Stellan Skarsgård spielt den Schriftsteller Max Zorn, der zu einer Buchpräsentation nach New York reist. Dort wartet zunächst seine Frau Clara (Susanne Wolff) auf ihn, die für den amerikanischen Verlag an der Veröffentlichung mitgearbeitet hat. Doch bald schon trifft der Autor auf Rebecca (Nina Hoss), eine Liebe von einst. Was folgt, ist ein Thema, das viele alternde Männer bewegt: Es geht um die eine verpasste Chance. Um die Frau, für die man rückblickend hätte mehr aufgeben sollen. Wobei offen bleibt, ob jene Frau wirklich das Perfekte gewesen wäre. Hätte er sie ewig geliebt?

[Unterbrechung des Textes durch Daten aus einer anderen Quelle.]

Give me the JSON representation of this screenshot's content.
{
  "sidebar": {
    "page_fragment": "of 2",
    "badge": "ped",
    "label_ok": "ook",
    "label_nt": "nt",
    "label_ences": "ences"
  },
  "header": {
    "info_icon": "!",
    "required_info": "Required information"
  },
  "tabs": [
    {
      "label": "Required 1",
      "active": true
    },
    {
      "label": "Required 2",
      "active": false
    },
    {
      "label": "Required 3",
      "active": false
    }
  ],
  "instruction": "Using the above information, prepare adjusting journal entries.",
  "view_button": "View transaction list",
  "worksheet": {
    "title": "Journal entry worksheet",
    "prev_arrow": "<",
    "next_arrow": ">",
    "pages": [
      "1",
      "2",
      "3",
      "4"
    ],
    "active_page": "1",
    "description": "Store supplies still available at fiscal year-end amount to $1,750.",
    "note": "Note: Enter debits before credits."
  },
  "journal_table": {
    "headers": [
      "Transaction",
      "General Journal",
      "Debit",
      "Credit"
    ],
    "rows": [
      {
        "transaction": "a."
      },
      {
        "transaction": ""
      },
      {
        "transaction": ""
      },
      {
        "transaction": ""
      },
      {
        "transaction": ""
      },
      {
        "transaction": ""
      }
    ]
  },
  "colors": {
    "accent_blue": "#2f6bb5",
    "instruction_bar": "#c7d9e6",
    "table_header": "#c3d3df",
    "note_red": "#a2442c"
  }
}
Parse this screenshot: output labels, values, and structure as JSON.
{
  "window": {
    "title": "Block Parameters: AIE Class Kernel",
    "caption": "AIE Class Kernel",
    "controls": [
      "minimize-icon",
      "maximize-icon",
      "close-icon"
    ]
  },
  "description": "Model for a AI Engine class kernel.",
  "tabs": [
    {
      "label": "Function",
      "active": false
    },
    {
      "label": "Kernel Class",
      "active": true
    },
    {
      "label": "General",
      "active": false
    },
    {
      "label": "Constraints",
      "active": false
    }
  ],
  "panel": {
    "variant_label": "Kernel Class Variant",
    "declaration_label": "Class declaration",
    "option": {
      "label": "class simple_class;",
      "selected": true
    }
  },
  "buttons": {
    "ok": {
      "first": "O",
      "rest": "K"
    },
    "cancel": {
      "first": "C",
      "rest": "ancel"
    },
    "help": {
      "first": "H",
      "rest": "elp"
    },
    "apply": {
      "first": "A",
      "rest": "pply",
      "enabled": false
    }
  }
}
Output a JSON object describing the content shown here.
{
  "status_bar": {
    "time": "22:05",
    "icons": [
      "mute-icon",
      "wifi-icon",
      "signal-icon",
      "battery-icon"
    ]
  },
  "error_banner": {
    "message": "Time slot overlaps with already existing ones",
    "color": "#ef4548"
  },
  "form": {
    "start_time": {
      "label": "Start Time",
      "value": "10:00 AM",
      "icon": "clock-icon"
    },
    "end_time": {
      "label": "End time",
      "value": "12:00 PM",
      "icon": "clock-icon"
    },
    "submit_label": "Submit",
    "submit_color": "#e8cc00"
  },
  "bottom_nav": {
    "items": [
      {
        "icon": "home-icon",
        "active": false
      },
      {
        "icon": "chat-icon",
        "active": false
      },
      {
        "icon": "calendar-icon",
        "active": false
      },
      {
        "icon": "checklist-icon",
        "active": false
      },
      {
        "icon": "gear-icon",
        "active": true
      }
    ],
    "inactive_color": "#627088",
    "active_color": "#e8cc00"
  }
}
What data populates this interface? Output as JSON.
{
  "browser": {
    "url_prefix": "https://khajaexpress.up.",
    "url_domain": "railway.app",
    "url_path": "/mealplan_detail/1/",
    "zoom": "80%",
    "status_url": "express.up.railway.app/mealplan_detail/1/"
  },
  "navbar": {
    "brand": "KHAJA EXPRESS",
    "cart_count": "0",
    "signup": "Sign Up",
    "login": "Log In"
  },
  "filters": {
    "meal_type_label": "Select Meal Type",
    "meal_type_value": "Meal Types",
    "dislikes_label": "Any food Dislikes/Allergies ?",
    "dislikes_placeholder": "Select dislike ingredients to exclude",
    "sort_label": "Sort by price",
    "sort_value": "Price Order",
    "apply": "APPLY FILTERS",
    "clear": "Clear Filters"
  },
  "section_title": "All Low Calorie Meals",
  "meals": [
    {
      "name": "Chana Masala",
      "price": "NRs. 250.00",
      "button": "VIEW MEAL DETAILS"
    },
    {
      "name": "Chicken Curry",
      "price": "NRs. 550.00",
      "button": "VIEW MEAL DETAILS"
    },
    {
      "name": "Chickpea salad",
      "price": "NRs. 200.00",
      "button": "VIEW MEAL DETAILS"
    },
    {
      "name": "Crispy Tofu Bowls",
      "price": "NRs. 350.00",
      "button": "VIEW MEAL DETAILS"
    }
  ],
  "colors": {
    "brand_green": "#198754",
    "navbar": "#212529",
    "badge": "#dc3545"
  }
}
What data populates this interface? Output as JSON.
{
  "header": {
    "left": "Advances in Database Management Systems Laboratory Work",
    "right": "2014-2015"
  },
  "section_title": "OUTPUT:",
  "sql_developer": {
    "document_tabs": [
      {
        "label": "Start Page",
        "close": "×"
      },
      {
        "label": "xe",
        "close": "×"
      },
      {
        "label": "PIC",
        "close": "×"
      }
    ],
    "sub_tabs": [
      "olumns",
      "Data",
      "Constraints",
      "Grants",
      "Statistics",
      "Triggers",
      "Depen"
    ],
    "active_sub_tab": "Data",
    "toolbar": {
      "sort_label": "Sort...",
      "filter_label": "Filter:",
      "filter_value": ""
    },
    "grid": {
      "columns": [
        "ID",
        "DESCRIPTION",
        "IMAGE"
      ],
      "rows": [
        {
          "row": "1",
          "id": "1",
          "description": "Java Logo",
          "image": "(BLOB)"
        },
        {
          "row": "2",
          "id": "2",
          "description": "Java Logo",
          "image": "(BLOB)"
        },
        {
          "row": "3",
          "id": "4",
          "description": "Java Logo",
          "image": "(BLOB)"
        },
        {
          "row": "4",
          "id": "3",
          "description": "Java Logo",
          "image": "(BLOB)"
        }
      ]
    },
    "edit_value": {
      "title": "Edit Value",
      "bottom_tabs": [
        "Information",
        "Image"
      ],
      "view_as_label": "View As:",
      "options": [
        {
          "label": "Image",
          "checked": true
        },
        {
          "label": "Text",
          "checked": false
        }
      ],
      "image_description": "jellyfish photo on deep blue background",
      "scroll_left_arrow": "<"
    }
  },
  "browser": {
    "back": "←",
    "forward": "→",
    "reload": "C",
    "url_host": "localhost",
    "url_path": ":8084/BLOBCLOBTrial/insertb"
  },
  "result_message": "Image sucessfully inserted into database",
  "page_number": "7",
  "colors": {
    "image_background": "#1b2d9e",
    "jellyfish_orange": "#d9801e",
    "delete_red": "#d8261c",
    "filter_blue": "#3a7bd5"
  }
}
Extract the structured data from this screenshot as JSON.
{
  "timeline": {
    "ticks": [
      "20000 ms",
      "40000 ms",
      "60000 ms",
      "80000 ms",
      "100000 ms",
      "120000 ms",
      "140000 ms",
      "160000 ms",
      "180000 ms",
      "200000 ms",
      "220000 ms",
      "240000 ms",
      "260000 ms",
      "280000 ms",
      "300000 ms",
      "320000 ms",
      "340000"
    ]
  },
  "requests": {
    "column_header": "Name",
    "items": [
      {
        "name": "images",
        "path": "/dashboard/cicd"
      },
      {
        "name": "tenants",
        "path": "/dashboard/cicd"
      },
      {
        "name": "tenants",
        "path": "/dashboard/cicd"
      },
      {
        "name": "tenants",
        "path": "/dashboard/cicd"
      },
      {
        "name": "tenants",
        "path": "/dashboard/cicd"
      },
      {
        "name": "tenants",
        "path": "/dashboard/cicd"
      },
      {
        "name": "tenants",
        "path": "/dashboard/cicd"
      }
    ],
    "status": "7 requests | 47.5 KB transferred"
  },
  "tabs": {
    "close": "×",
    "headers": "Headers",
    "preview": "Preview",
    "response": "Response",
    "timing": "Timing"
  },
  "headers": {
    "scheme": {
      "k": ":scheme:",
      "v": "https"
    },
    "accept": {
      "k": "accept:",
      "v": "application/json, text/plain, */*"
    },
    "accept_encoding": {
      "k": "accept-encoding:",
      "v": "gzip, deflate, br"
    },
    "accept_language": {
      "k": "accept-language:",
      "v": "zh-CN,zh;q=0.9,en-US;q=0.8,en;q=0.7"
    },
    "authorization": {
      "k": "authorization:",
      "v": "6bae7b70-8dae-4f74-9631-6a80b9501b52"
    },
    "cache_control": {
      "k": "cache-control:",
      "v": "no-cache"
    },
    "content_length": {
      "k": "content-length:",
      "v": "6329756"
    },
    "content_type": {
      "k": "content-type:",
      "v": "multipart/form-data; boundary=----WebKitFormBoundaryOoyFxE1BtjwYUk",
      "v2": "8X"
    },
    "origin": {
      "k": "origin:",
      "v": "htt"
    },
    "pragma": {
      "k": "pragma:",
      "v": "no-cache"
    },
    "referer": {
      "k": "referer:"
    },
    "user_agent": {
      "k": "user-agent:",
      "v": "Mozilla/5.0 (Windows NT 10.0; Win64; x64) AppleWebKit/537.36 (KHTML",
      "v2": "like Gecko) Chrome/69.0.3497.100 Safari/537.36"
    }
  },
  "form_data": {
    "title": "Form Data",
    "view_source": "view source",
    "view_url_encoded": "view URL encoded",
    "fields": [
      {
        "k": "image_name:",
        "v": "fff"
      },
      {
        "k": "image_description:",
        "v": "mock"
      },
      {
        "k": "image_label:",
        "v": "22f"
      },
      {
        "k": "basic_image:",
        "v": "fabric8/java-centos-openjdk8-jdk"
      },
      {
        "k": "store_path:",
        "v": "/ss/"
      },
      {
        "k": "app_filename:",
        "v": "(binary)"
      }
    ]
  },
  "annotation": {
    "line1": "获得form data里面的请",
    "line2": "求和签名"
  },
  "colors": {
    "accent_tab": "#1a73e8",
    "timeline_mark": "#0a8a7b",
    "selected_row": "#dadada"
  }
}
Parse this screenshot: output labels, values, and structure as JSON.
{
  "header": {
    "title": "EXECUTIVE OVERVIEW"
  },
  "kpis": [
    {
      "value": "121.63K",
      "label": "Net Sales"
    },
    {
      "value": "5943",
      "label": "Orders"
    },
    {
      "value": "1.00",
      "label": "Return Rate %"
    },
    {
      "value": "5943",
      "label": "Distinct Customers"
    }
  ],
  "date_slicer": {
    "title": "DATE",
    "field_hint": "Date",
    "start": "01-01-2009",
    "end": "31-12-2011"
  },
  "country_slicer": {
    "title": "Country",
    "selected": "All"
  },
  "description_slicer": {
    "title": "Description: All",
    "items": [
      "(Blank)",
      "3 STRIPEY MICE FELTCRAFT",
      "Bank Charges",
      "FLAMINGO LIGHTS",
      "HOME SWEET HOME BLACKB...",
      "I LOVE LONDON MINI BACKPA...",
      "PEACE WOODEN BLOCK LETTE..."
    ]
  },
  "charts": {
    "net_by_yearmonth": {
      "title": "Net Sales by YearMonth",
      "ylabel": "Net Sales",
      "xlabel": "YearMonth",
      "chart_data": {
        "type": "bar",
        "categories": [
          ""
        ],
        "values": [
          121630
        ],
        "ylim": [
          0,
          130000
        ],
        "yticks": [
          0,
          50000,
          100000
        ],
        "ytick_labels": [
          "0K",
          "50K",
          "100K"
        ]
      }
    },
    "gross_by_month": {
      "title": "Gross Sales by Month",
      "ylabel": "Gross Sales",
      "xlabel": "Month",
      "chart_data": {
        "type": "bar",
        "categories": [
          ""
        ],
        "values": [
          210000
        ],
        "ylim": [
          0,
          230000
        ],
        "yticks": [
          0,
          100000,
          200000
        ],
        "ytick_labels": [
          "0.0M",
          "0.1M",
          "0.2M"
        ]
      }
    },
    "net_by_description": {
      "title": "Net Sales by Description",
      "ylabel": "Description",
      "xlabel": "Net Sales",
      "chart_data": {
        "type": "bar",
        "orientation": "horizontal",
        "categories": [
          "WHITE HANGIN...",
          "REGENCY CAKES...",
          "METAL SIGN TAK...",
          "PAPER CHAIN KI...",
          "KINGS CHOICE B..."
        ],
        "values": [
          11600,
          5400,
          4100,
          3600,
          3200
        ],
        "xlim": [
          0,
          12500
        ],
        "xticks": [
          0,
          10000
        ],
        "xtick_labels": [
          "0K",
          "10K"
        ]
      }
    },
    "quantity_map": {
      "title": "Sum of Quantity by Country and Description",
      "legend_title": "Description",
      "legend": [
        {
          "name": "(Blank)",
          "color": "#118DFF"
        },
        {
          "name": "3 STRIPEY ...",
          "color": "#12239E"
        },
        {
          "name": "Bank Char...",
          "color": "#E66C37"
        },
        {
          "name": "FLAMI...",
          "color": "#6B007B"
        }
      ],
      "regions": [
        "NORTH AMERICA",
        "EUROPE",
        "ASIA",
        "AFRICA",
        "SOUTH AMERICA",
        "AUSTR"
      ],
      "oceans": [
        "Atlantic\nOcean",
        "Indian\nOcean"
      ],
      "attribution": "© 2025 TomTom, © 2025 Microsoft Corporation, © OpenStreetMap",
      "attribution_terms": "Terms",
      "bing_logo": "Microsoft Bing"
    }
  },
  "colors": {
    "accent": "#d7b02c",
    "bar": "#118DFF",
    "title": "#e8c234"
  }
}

Oder liebt er nicht nur ewig diesen Traum vom vollkommenen Glück?

Natürlich hat "Rückkehr nach Montauk" (Bundesstart: 11. Mai) seine kitschigen, filmisch verbrauchten Momente. Dem entgegen stehen Feingefühl und ein gewisser Charme, mit dem Schlöndorff eine Geschichte erzählt, die nun wahrlich nicht sehr originell, aber eben immer wieder neu ist. Anders als Thomas Arslan lässt er seine Figuren reden, was im Leben nicht immer richtig, im Kino dann aber die bessere Lösung ist.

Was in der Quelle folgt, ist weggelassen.